I released the expectations I placed on myself and decided to keep in touch with Dr. Choice. Damn, maybe Mia was right about him convincing me to see him again. I owe my granny an apology. The day I moved in with them, I was angry as hell. It took my grandfather setting me straight and the birth of Harley to get past the hurt. Now I was questioning if I buried it instead.

“I have a question. My mother keeps calling me. I never answer her text messages or answer her phone calls, but I can’t block her. Why? She left me and created a new family.”

“Without knowing the entirety of the situation, my best guess is the ten-year-old Marcus has unfinished business with her. And until you work through it, you may not be able to block her,” he said.

I respected his answer as I reflected on it.

“I wanted to ask my girlfriend to marry me this weekend, but now I’m second guessing it. Shit, I have some problems,” I said.

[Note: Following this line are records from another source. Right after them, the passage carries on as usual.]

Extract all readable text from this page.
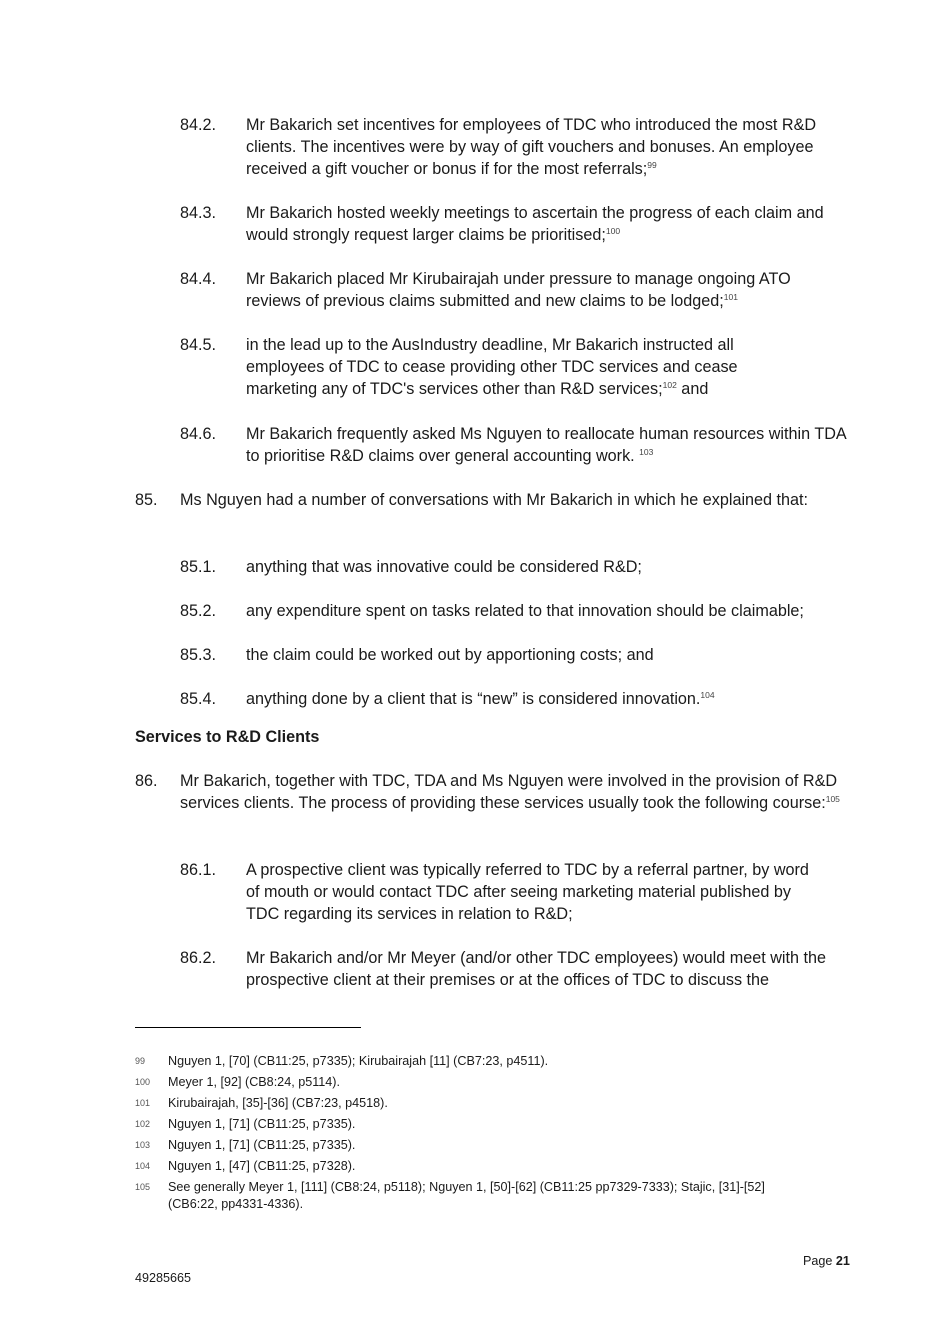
84.2. Mr Bakarich set incentives for employees of TDC who introduced the most R&D clients. The incentives were by way of gift vouchers and bonuses. An employee received a gift voucher or bonus if for the most referrals;$^{99}$
84.3. Mr Bakarich hosted weekly meetings to ascertain the progress of each claim and would strongly request larger claims be prioritised;$^{100}$
84.4. Mr Bakarich placed Mr Kirubairajah under pressure to manage ongoing ATO reviews of previous claims submitted and new claims to be lodged;$^{101}$
84.5. in the lead up to the AusIndustry deadline, Mr Bakarich instructed all employees of TDC to cease providing other TDC services and cease marketing any of TDC's services other than R&D services;$^{102}$ and
84.6. Mr Bakarich frequently asked Ms Nguyen to reallocate human resources within TDA to prioritise R&D claims over general accounting work. $^{103}$
85. Ms Nguyen had a number of conversations with Mr Bakarich in which he explained that:
85.1. anything that was innovative could be considered R&D;
85.2. any expenditure spent on tasks related to that innovation should be claimable;
85.3. the claim could be worked out by apportioning costs; and
85.4. anything done by a client that is “new” is considered innovation.$^{104}$
Services to R&D Clients
86. Mr Bakarich, together with TDC, TDA and Ms Nguyen were involved in the provision of R&D services clients. The process of providing these services usually took the following course:$^{105}$
86.1. A prospective client was typically referred to TDC by a referral partner, by word of mouth or would contact TDC after seeing marketing material published by TDC regarding its services in relation to R&D;
86.2. Mr Bakarich and/or Mr Meyer (and/or other TDC employees) would meet with the prospective client at their premises or at the offices of TDC to discuss the
99 Nguyen 1, [70] (CB11:25, p7335); Kirubairajah [11] (CB7:23, p4511).
100 Meyer 1, [92] (CB8:24, p5114).
101 Kirubairajah, [35]-[36] (CB7:23, p4518).
102 Nguyen 1, [71] (CB11:25, p7335).
103 Nguyen 1, [71] (CB11:25, p7335).
104 Nguyen 1, [47] (CB11:25, p7328).
105 See generally Meyer 1, [111] (CB8:24, p5118); Nguyen 1, [50]-[62] (CB11:25 pp7329-7333); Stajic, [31]-[52] (CB6:22, pp4331-4336).
Page 21
49285665
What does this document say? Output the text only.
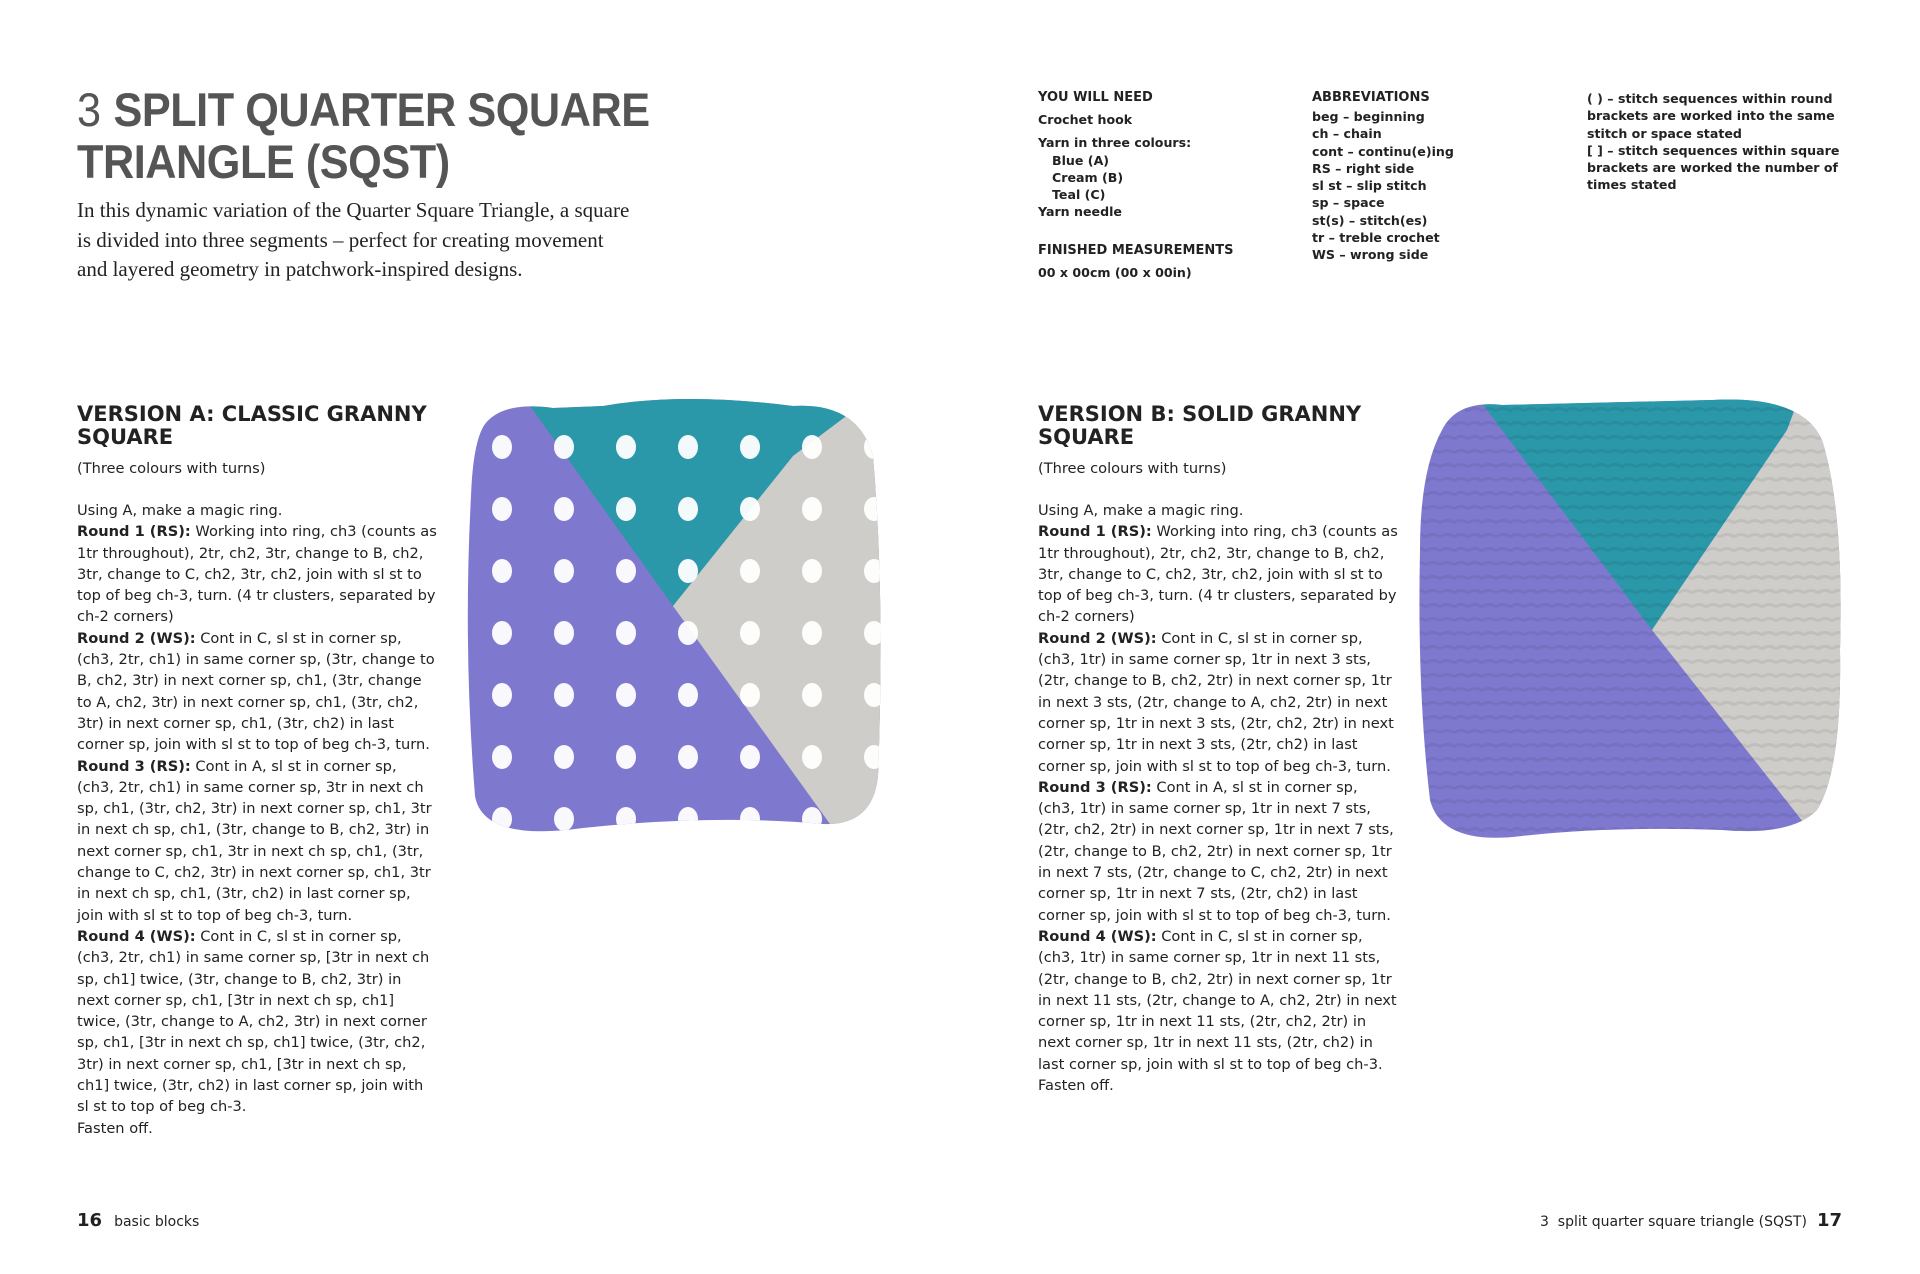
3 SPLIT QUARTER SQUARE
TRIANGLE (SQST)
In this dynamic variation of the Quarter Square Triangle, a square is divided into three segments – perfect for creating movement and layered geometry in patchwork-inspired designs.
YOU WILL NEED
Crochet hook
Yarn in three colours:
Blue (A)
Cream (B)
Teal (C)
Yarn needle
FINISHED MEASUREMENTS
00 x 00cm (00 x 00in)
ABBREVIATIONS
beg – beginning
ch – chain
cont – continu(e)ing
RS – right side
sl st – slip stitch
sp – space
st(s) – stitch(es)
tr – treble crochet
WS – wrong side
( ) – stitch sequences within round brackets are worked into the same stitch or space stated
[ ] – stitch sequences within square brackets are worked the number of times stated
VERSION A: CLASSIC GRANNY SQUARE
(Three colours with turns)

Using A, make a magic ring.

Round 1 (RS): Working into ring, ch3 (counts as 1tr throughout), 2tr, ch2, 3tr, change to B, ch2, 3tr, change to C, ch2, 3tr, ch2, join with sl st to top of beg ch-3, turn. (4 tr clusters, separated by ch-2 corners)

Round 2 (WS): Cont in C, sl st in corner sp, (ch3, 2tr, ch1) in same corner sp, (3tr, change to B, ch2, 3tr) in next corner sp, ch1, (3tr, change to A, ch2, 3tr) in next corner sp, ch1, (3tr, ch2, 3tr) in next corner sp, ch1, (3tr, ch2) in last corner sp, join with sl st to top of beg ch-3, turn.

Round 3 (RS): Cont in A, sl st in corner sp, (ch3, 2tr, ch1) in same corner sp, 3tr in next ch sp, ch1, (3tr, ch2, 3tr) in next corner sp, ch1, 3tr in next ch sp, ch1, (3tr, change to B, ch2, 3tr) in next corner sp, ch1, 3tr in next ch sp, ch1, (3tr, change to C, ch2, 3tr) in next corner sp, ch1, 3tr in next ch sp, ch1, (3tr, ch2) in last corner sp, join with sl st to top of beg ch-3, turn.

Round 4 (WS): Cont in C, sl st in corner sp, (ch3, 2tr, ch1) in same corner sp, [3tr in next ch sp, ch1] twice, (3tr, change to B, ch2, 3tr) in next corner sp, ch1, [3tr in next ch sp, ch1] twice, (3tr, change to A, ch2, 3tr) in next corner sp, ch1, [3tr in next ch sp, ch1] twice, (3tr, ch2, 3tr) in next corner sp, ch1, [3tr in next ch sp, ch1] twice, (3tr, ch2) in last corner sp, join with sl st to top of beg ch-3.

Fasten off.

VERSION B: SOLID GRANNY SQUARE
(Three colours with turns)

Using A, make a magic ring.

Round 1 (RS): Working into ring, ch3 (counts as 1tr throughout), 2tr, ch2, 3tr, change to B, ch2, 3tr, change to C, ch2, 3tr, ch2, join with sl st to top of beg ch-3, turn. (4 tr clusters, separated by ch-2 corners)

Round 2 (WS): Cont in C, sl st in corner sp, (ch3, 1tr) in same corner sp, 1tr in next 3 sts, (2tr, change to B, ch2, 2tr) in next corner sp, 1tr in next 3 sts, (2tr, change to A, ch2, 2tr) in next corner sp, 1tr in next 3 sts, (2tr, ch2, 2tr) in next corner sp, 1tr in next 3 sts, (2tr, ch2) in last corner sp, join with sl st to top of beg ch-3, turn.

Round 3 (RS): Cont in A, sl st in corner sp, (ch3, 1tr) in same corner sp, 1tr in next 7 sts, (2tr, ch2, 2tr) in next corner sp, 1tr in next 7 sts, (2tr, change to B, ch2, 2tr) in next corner sp, 1tr in next 7 sts, (2tr, change to C, ch2, 2tr) in next corner sp, 1tr in next 7 sts, (2tr, ch2) in last corner sp, join with sl st to top of beg ch-3, turn.

Round 4 (WS): Cont in C, sl st in corner sp, (ch3, 1tr) in same corner sp, 1tr in next 11 sts, (2tr, change to B, ch2, 2tr) in next corner sp, 1tr in next 11 sts, (2tr, change to A, ch2, 2tr) in next corner sp, 1tr in next 11 sts, (2tr, ch2, 2tr) in next corner sp, 1tr in next 11 sts, (2tr, ch2) in last corner sp, join with sl st to top of beg ch-3.

Fasten off.

16 basic blocks	3  split quarter square triangle (SQST) 17
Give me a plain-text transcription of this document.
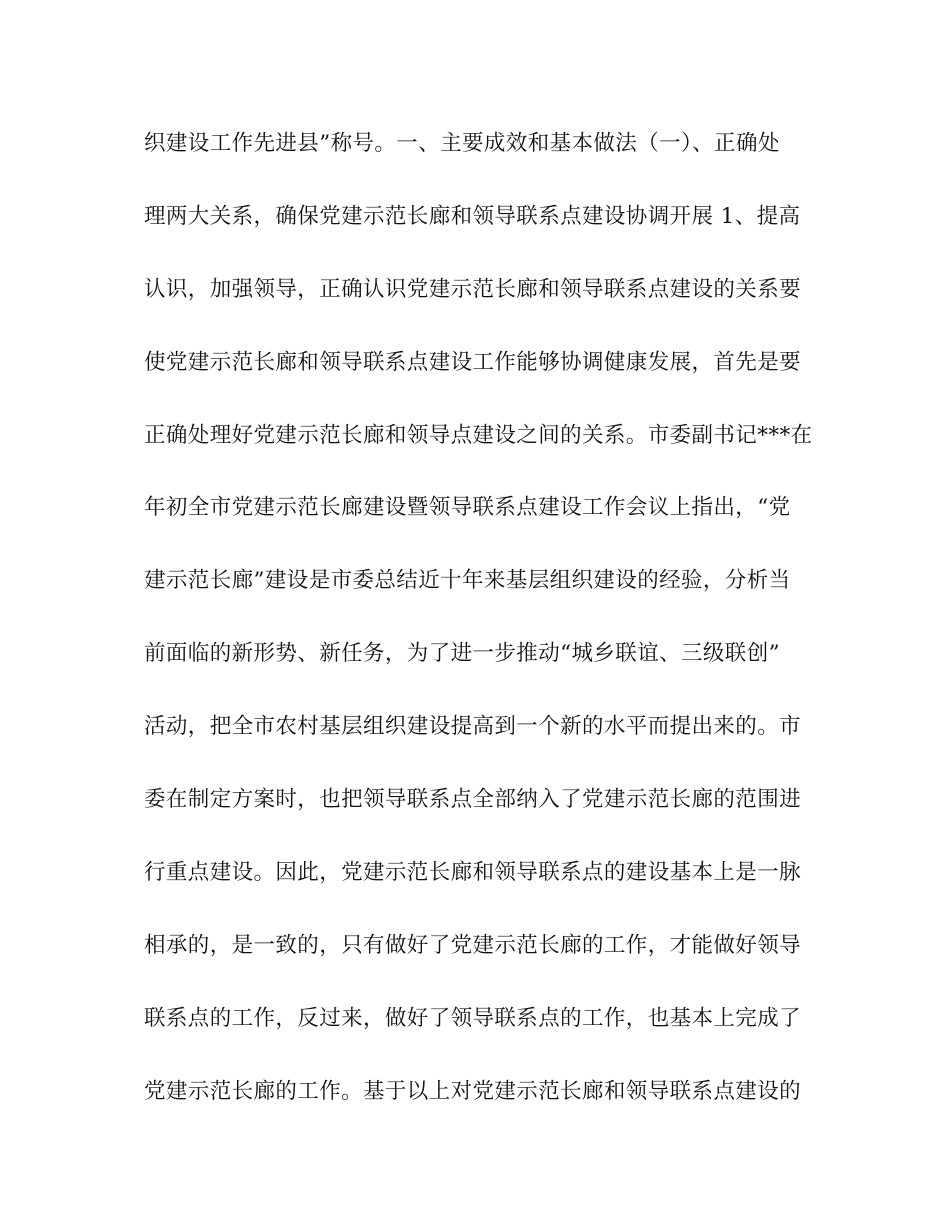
织建设工作先进县”称号。一、主要成效和基本做法（一）、正确处
理两大关系，确保党建示范长廊和领导联系点建设协调开展 1、提高
认识，加强领导，正确认识党建示范长廊和领导联系点建设的关系要
使党建示范长廊和领导联系点建设工作能够协调健康发展，首先是要
正确处理好党建示范长廊和领导点建设之间的关系。市委副书记***在
年初全市党建示范长廊建设暨领导联系点建设工作会议上指出，“党
建示范长廊”建设是市委总结近十年来基层组织建设的经验，分析当
前面临的新形势、新任务，为了进一步推动“城乡联谊、三级联创”
活动，把全市农村基层组织建设提高到一个新的水平而提出来的。市
委在制定方案时，也把领导联系点全部纳入了党建示范长廊的范围进
行重点建设。因此，党建示范长廊和领导联系点的建设基本上是一脉
相承的，是一致的，只有做好了党建示范长廊的工作，才能做好领导
联系点的工作，反过来，做好了领导联系点的工作，也基本上完成了
党建示范长廊的工作。基于以上对党建示范长廊和领导联系点建设的
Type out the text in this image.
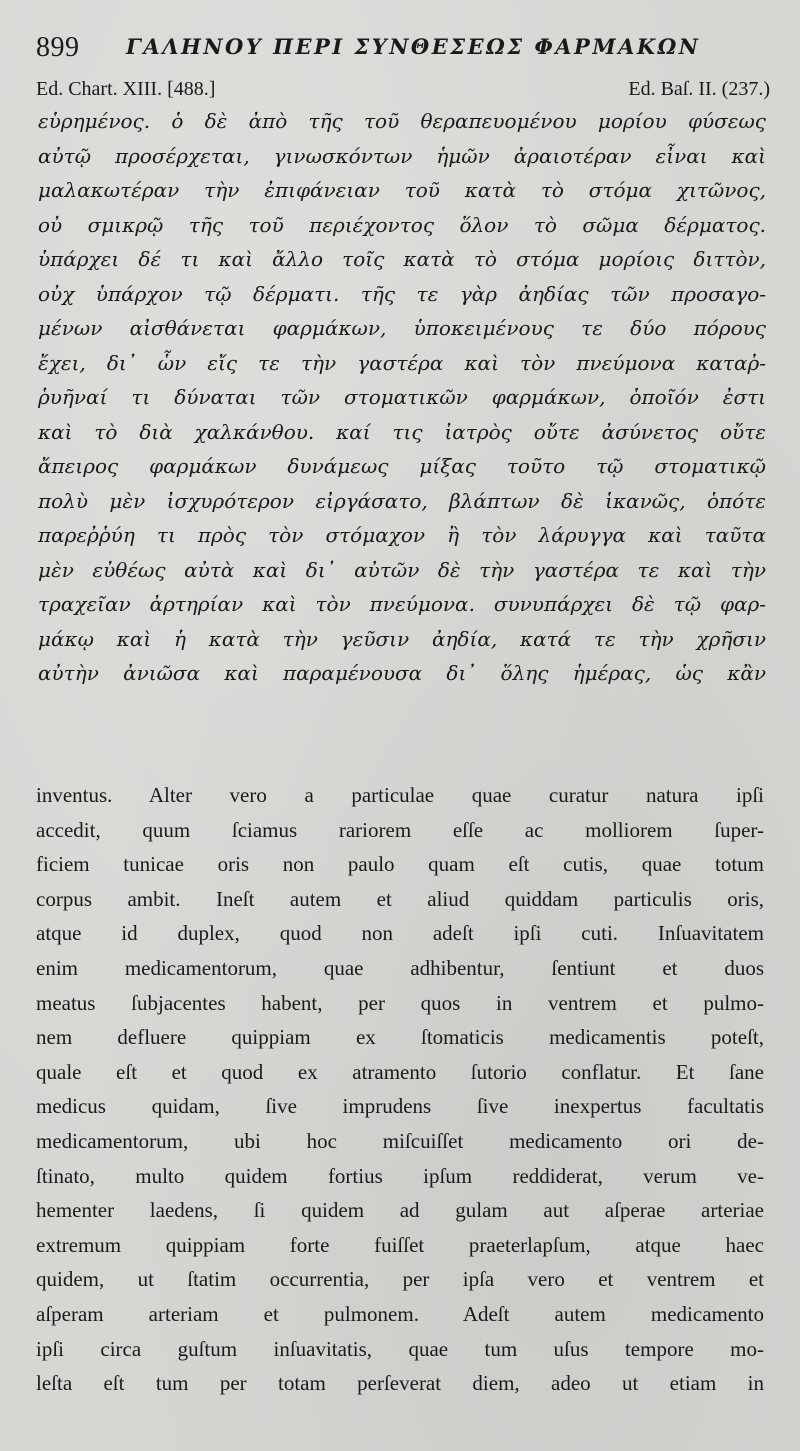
899 ΓΑΛΗΝΟΥ ΠΕΡΙ ΣΥΝΘΕΣΕΩΣ ΦΑΡΜΑΚΩΝ
Ed. Chart. XIII. [488.]	Ed. Baſ. II. (237.)
εὑρημένος. ὁ δὲ ἀπὸ τῆς τοῦ θεραπευομένου μορίου φύσεως
αὐτῷ προσέρχεται, γινωσκόντων ἡμῶν ἀραιοτέραν εἶναι καὶ
μαλακωτέραν τὴν ἐπιφάνειαν τοῦ κατὰ τὸ στόμα χιτῶνος,
οὐ σμικρῷ τῆς τοῦ περιέχοντος ὅλον τὸ σῶμα δέρματος.
ὑπάρχει δέ τι καὶ ἄλλο τοῖς κατὰ τὸ στόμα μορίοις διττὸν,
οὐχ ὑπάρχον τῷ δέρματι. τῆς τε γὰρ ἀηδίας τῶν προσαγο-
μένων αἰσθάνεται φαρμάκων, ὑποκειμένους τε δύο πόρους
ἔχει, δι᾽ ὧν εἴς τε τὴν γαστέρα καὶ τὸν πνεύμονα καταῤ-
ῥυῆναί τι δύναται τῶν στοματικῶν φαρμάκων, ὁποῖόν ἐστι
καὶ τὸ διὰ χαλκάνθου. καί τις ἰατρὸς οὔτε ἀσύνετος οὔτε
ἄπειρος φαρμάκων δυνάμεως μίξας τοῦτο τῷ στοματικῷ
πολὺ μὲν ἰσχυρότερον εἰργάσατο, βλάπτων δὲ ἱκανῶς, ὁπότε
παρεῤῥύη τι πρὸς τὸν στόμαχον ἢ τὸν λάρυγγα καὶ ταῦτα
μὲν εὐθέως αὐτὰ καὶ δι᾽ αὐτῶν δὲ τὴν γαστέρα τε καὶ τὴν
τραχεῖαν ἀρτηρίαν καὶ τὸν πνεύμονα. συνυπάρχει δὲ τῷ φαρ-
μάκῳ καὶ ἡ κατὰ τὴν γεῦσιν ἀηδία, κατά τε τὴν χρῆσιν
αὐτὴν ἀνιῶσα καὶ παραμένουσα δι᾽ ὅλης ἡμέρας, ὡς κἂν
inventus. Alter vero a particulae quae curatur natura ipſi
accedit, quum ſciamus rariorem eſſe ac molliorem ſuper-
ficiem tunicae oris non paulo quam eſt cutis, quae totum
corpus ambit. Ineſt autem et aliud quiddam particulis oris,
atque id duplex, quod non adeſt ipſi cuti. Inſuavitatem
enim medicamentorum, quae adhibentur, ſentiunt et duos
meatus ſubjacentes habent, per quos in ventrem et pulmo-
nem defluere quippiam ex ſtomaticis medicamentis poteſt,
quale eſt et quod ex atramento ſutorio conflatur. Et ſane
medicus quidam, ſive imprudens ſive inexpertus facultatis
medicamentorum, ubi hoc miſcuiſſet medicamento ori de-
ſtinato, multo quidem fortius ipſum reddiderat, verum ve-
hementer laedens, ſi quidem ad gulam aut aſperae arteriae
extremum quippiam forte fuiſſet praeterlapſum, atque haec
quidem, ut ſtatim occurrentia, per ipſa vero et ventrem et
aſperam arteriam et pulmonem. Adeſt autem medicamento
ipſi circa guſtum inſuavitatis, quae tum uſus tempore mo-
leſta eſt tum per totam perſeverat diem, adeo ut etiam in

“Marcus, has your partner expressed she is unhappy or complained?” he asked.

Not wanting to answer prematurely, I sat back and replayed conversations between Mia and me. From my perspective, she assured me she was happy.

“She always tells me I’m this great guy; I make her happy and she asked me once who takes care of me? Dr. Choice, I didn’t realize I was out here winging it.”

“The right woman has a way of bringing a man into focus. If you decide to go forth with the engagement, put it all out there with a plan to work on your flaws. Do not promise her an overnight success. Give her the choice. Keep in mind, she may also reveal her flaws to you.”

I shook my head, satisfied with his answer. By the time I left, I had already booked a virtual appointment. Making it to my car, I pulled out my phone and called Granny.

“Hey, Granny,” I said, masking my guilt.

“What’s wrong with my baby?” she said, and I burst into tears.

I know it’s been hell living with me. She told me, but I wasn’t listening.

“Marcus, baby, what’s wrong. Talk to me,” she coached through the phone.

“I’m sorry, Granny, for smothering you and being mean to you about going to Arkansas. I left therapy and...”

“Marcus, nobody is perfect, and I didn’t take it to heart. Some of this is my fault. Maybe if your mother and I were on better terms, she would have come to me instead of running off.”

This was the first time I’d ever heard my granny talk about my mom. Mariah Allen was a subject we avoided for our own personal reasons.

“I’m glad you’re getting help, baby. I’ll be home in a few weeks. I than got sick of Corner,” she said, and I burst out into a hard laugh.